Joy (cithra) wrote,

snow report IV: slow news day

Yes, it's snowing again. But fairly steadily, and there appears to be some faint build-up on the road, at least on the less traveled one at the side of the house here.

Right this minute it's coming down rapidly the way rain usually does: vertical and implacable. Of course, even if there is some accumulation now, at 5 a.m., it could easily warm up and disappear by the time a reasonable hour of the morning rolls around.

Yesterday was pleasantly mellow. Breakfast at Luna Park, then the afternoon spent playing games and hanging out with faintheart, amnotsurly, and grouchychris. I got home around 8 p.m. and went upstairs to hang out with the cat, and fell asleep until 1 a.m. or so.

I turned on the radio around then, and it was during the time that KUOW relays the BBC World Service. Interestingly enough, what was being broadcast was sort of an online brochure about public health, clean water and water-borne diseases (cholera, diphtheria, etc.) by Doctors Without Borders. Very informative and straightforward, and I was reminded of one of the reasons I really like the BBC - they broadcast useful things like that, and language lessons, and so forth. Yes, they have some odd shows like the one where people from all over the world write in requesting songs, resulting in the strangest mish-mash of a playlist that's even more surreal at three in the morning, but even that has its amusement value.
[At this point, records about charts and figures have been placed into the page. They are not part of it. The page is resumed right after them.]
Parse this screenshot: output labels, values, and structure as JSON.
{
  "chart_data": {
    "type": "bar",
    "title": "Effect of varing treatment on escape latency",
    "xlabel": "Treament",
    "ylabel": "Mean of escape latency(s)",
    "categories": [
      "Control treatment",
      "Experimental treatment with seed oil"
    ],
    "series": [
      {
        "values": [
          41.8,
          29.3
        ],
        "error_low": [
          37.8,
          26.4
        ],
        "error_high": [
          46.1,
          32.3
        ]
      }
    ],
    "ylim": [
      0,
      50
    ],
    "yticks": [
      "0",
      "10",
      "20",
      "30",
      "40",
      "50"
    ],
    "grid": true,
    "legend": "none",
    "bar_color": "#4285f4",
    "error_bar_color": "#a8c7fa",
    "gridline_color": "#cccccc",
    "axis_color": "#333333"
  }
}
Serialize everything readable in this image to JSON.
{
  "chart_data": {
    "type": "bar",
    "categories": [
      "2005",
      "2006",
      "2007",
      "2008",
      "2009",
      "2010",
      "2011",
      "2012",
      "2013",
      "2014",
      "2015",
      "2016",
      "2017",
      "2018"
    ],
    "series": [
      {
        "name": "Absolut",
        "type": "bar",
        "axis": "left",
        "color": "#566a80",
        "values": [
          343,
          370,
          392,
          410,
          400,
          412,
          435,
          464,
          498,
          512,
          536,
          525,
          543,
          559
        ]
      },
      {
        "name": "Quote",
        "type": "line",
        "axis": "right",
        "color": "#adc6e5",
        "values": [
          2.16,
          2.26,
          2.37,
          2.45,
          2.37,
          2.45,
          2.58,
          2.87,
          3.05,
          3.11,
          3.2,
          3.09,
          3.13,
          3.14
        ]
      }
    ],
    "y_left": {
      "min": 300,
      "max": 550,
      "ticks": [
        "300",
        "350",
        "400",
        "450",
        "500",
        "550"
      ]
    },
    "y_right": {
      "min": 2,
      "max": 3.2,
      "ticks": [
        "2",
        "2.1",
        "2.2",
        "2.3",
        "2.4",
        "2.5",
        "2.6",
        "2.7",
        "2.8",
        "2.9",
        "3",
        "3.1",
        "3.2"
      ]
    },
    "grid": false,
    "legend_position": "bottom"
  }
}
The best thing about the DWB piece was it was informative without sounding like a lecture, and without sounding like the authors assumed you were clueless or brain-dead. It was very clear about things like wash your hands, & use soap and ways to purify possibly contaminated water (boil it, or put it in a translucent container in the full sun for a day - the combined light/heat/UV will apparently zap most fecal-borne pathogens) but all in the context of describing the various aftereffects of disaster. A refreshing change from most of the domestic products of a purportedly similar nature I've encountered.

As an aside, if you are looking for somewhere to donate toward relief, Doctors Without Borders (as rjl20 mentioned) is an excellent choice. They have also been working in so many of the other crisis areas of the world - Sudan, DRC, Afghanistan, Ivory Coast, Haiti... So if, like me, you find yourself thinking yes, the tsunami wreaked horrible destruction, but what about all the other places where the disaster has been less sudden, less photogenic or less likely to involve a bunch of white tourists? you can comfort your cynical self by knowing your money will go toward helping people other places as well.